Prompting has become the primary interface between humans and generative AI, yet many natural language prompts remain fragile due to buried or implicit roles, goals, constraints, and expected outputs. In agentic and software development workflows, misreads at the first handoff can propagate through every step, with a significant portion of agent failures stemming from context ambiguities rather than model limitations.
PromptMN, introduced in a new arXiv paper, is a pseudo-prompting domain-specific language that annotates natural language with compact, %-prefixed typed directives. These directives cover roles, goals, requirements, priorities, constraints, plans, inputs, and outputs. Semantic resolution enables authors to write directives in any order, while the model interprets them by function, positioning PromptMN between informal prompting and programming-style pseudocode.
The language is designed to be structured enough for inspectability and reusability, yet lightweight enough for analysts, managers, developers, and stakeholders across the software development lifecycle (SDLC).

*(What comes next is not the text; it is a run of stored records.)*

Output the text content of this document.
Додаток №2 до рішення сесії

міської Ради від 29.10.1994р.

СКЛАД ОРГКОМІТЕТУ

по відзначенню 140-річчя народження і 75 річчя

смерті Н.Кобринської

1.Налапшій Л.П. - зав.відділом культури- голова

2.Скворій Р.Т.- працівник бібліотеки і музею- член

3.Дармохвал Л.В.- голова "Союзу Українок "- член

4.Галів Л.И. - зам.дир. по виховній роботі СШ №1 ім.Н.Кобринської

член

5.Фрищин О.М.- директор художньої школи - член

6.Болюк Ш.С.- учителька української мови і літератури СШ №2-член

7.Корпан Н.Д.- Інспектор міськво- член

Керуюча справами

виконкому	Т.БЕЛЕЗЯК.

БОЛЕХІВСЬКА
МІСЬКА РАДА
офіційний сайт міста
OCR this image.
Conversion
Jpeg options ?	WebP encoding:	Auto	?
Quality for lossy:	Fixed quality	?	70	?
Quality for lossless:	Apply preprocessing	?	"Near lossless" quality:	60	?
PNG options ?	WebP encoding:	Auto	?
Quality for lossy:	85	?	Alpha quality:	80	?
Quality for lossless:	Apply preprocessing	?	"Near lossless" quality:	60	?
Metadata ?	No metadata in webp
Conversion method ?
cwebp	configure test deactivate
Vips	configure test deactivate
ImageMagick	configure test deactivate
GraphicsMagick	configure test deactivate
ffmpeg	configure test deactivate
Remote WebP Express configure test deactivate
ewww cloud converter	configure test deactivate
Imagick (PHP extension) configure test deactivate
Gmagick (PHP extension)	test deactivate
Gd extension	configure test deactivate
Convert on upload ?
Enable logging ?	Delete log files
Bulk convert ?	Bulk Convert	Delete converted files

It also pairs with reverse prompt engineering, where a model restates a desired outcome as PromptMN to surface inferred roles, goals, constraints, and missing assumptions before execution.
Feasibility of PromptMN was evaluated across several frontier models, including Claude Fable 5, Claude Opus 4.8, Gemini 3.1 Pro, and GPT-5.5. The models correctly resolved PromptMN instructions, including complex structures such as repetition, conditionals, methods, and a prime-checking task, without fine-tuning. The same vocabulary applies across new codebases, maintenance, and redesign scenarios in SDLC contexts.
While large-scale validation remains future work, the authors suggest PromptMN is a practical step toward clearer, more reviewable human-to-AI interaction.